Rendons à Franklin cet hommage qu’avant de devenir et de demeurer notre ami fidèle et constant, il fut pour nous un adversaire avisé et tenace et qu’avant d’être passionnément Américain il fut Anglais avec passion. On sait avec quelle ardeur il poussa le gouvernement de la métropole à ouvrir et à rouvrir les hostilités contre la France et l’on sait aussi avec quelle intrépidité, la lutte une fois commencée, il la soutint. Car il avait bien compris que, maîtresse du continent américain du Canada aux bouches du Mississippi, la France, enserrant les colonies naissantes entre les Alléghanys et la mer, déciderait un jour de leur sort. Un cercle d’enveloppement menaçait de se refermer peu à peu qu’il fallait briser sans délai. Il y appliqua toutes ses forces vives. Dès le début de la guerre de la succession d’Autriche, il organise en Pensylvanie et exerce un corps de dix mille hommes ; il signe avec les Six nations un traité qui assure à la colonie la sécurité de ses frontières du côté de l’intérieur. Mais la paix de 1748 rétablit le statu quo ante bellum. Tout est à refaire. Prévoyant que le combat à venir sera définitif et instruit par l’expérience passée, il conçoit le plan de réunir étroitement ensemble dans un même faisceau les Treize colonies. Il veut faire masse de leurs forces et de leurs ressources contre l’ennemi commun. Mais le congrès assemblé sur son initiative à Albany n’aboutit pas. Sept colonies seulement y sont représentées. Les éléments du bloc rêvé ne fusionnent pas. C’était pourtant une grande pensée et telle que sa réalisation en 1754 pouvait changer le cours de l’histoire. Franklin estima toujours que l’union complète effectuée alors pour la défense commune eut évité la rupture qui se produisit vingt ans plus tard. Il ne semble pas qu’il ait fait erreur. Souvenez-vous en effet que dans un sentiment étroit de particularisme, les colonies, égoïstes et avares, marchandèrent leur concours et mesurèrent leurs subsides. De cette attitude naquit au Parlement anglais et progressivement s’y développa l’idée de les taxer. Vous saisissez ici sur le vif et en partie les prodromes de la révolution et de l’indépendance.

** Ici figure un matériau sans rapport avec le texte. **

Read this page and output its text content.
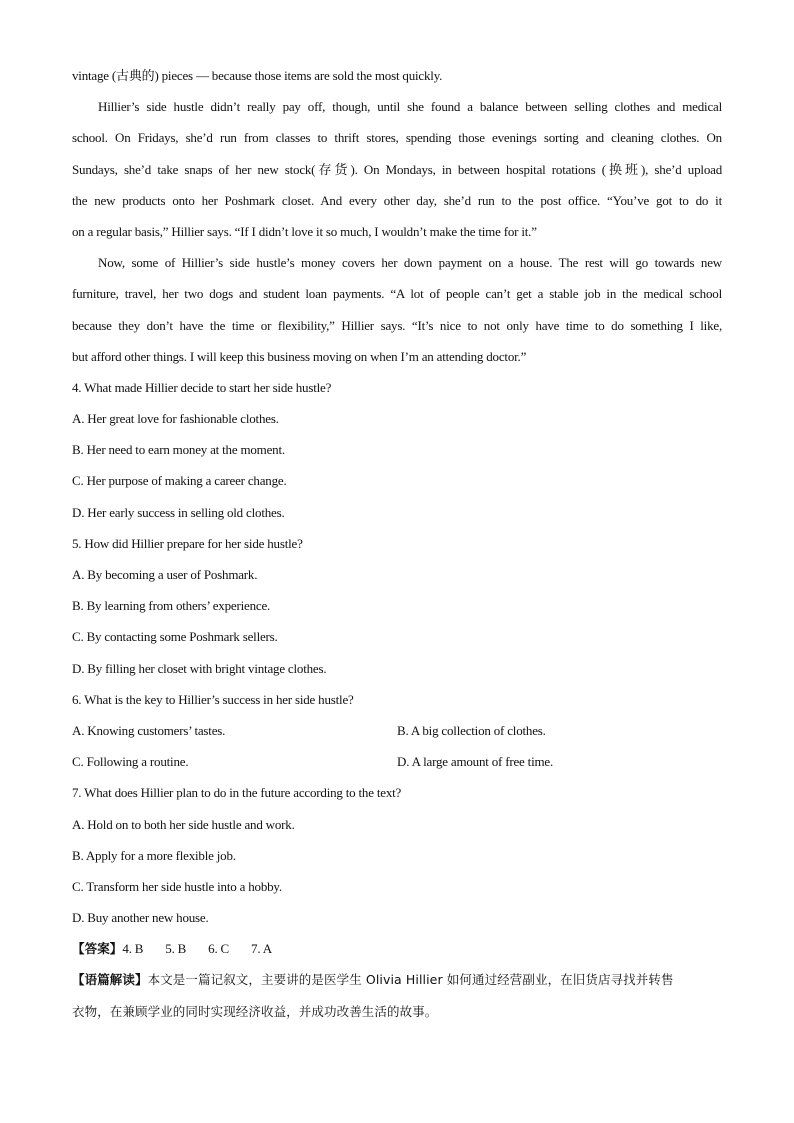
vintage (古典的) pieces — because those items are sold the most quickly.
Hillier’s side hustle didn’t really pay off, though, until she found a balance between selling clothes and medical
school. On Fridays, she’d run from classes to thrift stores, spending those evenings sorting and cleaning clothes. On
Sundays, she’d take snaps of her new stock(存货). On Mondays, in between hospital rotations (换班), she’d upload
the new products onto her Poshmark closet. And every other day, she’d run to the post office. “You’ve got to do it
on a regular basis,” Hillier says. “If I didn’t love it so much, I wouldn’t make the time for it.”
Now, some of Hillier’s side hustle’s money covers her down payment on a house. The rest will go towards new
furniture, travel, her two dogs and student loan payments. “A lot of people can’t get a stable job in the medical school
because they don’t have the time or flexibility,” Hillier says. “It’s nice to not only have time to do something I like,
but afford other things. I will keep this business moving on when I’m an attending doctor.”
4. What made Hillier decide to start her side hustle?
A. Her great love for fashionable clothes.
B. Her need to earn money at the moment.
C. Her purpose of making a career change.
D. Her early success in selling old clothes.
5. How did Hillier prepare for her side hustle?
A. By becoming a user of Poshmark.
B. By learning from others’ experience.
C. By contacting some Poshmark sellers.
D. By filling her closet with bright vintage clothes.
6. What is the key to Hillier’s success in her side hustle?
A. Knowing customers’ tastes.	B. A big collection of clothes.
C. Following a routine.	D. A large amount of free time.
7. What does Hillier plan to do in the future according to the text?
A. Hold on to both her side hustle and work.
B. Apply for a more flexible job.
C. Transform her side hustle into a hobby.
D. Buy another new house.
【答案】4. B 5. B 6. C 7. A
【语篇解读】本文是一篇记叙文，主要讲的是医学生 Olivia Hillier 如何通过经营副业，在旧货店寻找并转售
衣物，在兼顾学业的同时实现经济收益，并成功改善生活的故事。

Mais à l’heure où nous sommes, le Français est l’ennemi. Contre lui, corps et âme, Franklin se dévoue à la défense des colonies menacées. Au début de la guerre de sept ans, il fournit à Braddock les moyens de transport qui permettent d’entreprendre la marche vers la Monongahéla. La défaite du général anglais découvre la Pensylvanie et l’expose aux coups des Indiens. En plein hiver, Franklin — il est alors âgé de cinquante ans — s’avance vers le Nord-Ouest au milieu de contrées dépourvues de routes, construit trois forts, maintient les Indiens en respect et, sa besogne faite, revient à Philadelphie.

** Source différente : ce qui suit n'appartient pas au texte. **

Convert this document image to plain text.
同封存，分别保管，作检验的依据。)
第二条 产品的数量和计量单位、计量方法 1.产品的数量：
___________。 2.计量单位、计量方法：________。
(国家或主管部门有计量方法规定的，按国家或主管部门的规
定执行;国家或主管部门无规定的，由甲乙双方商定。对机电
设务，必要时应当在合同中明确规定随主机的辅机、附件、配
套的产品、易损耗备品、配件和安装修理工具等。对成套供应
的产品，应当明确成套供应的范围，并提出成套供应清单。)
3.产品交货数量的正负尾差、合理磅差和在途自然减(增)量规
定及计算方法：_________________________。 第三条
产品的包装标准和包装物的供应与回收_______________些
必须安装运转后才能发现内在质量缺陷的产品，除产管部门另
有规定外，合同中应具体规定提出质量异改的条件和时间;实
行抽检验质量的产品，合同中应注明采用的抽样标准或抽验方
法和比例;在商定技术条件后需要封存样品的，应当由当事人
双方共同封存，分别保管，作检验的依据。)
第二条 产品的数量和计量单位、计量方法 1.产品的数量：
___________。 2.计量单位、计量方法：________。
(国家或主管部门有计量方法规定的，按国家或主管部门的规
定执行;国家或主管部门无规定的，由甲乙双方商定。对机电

L’Angleterre victorieuse peut choisir à la paix entre la Guadeloupe et le Canada. C’est l’alternative offerte par la France. La classe commerçante réclame la Guadeloupe ; elle a pour champions William et Edmond Burke. Franklin embrasse hardiment le parti contraire ; il rappelle, et le fait est exact, que le Canada dans les mains des Français a toujours empêché le développement des colonies. Quant à l’argument que la possession du Canada favoriserait l’accroissement d’une nation nombreuse et indépendante dont la force serait un jour dangereuse pour la Grande Bretagne, il répond que l’on connait par expérience l’impossibilité de réunir ensemble les colonies dans un but déterminé et que, seules, l’oppression et la tyrannie de la mère patrie pourraient réaliser ce miracle. « Les vagues ne s’élèvent que lorsque le vent souffle ». Le Canada devint terre anglaise.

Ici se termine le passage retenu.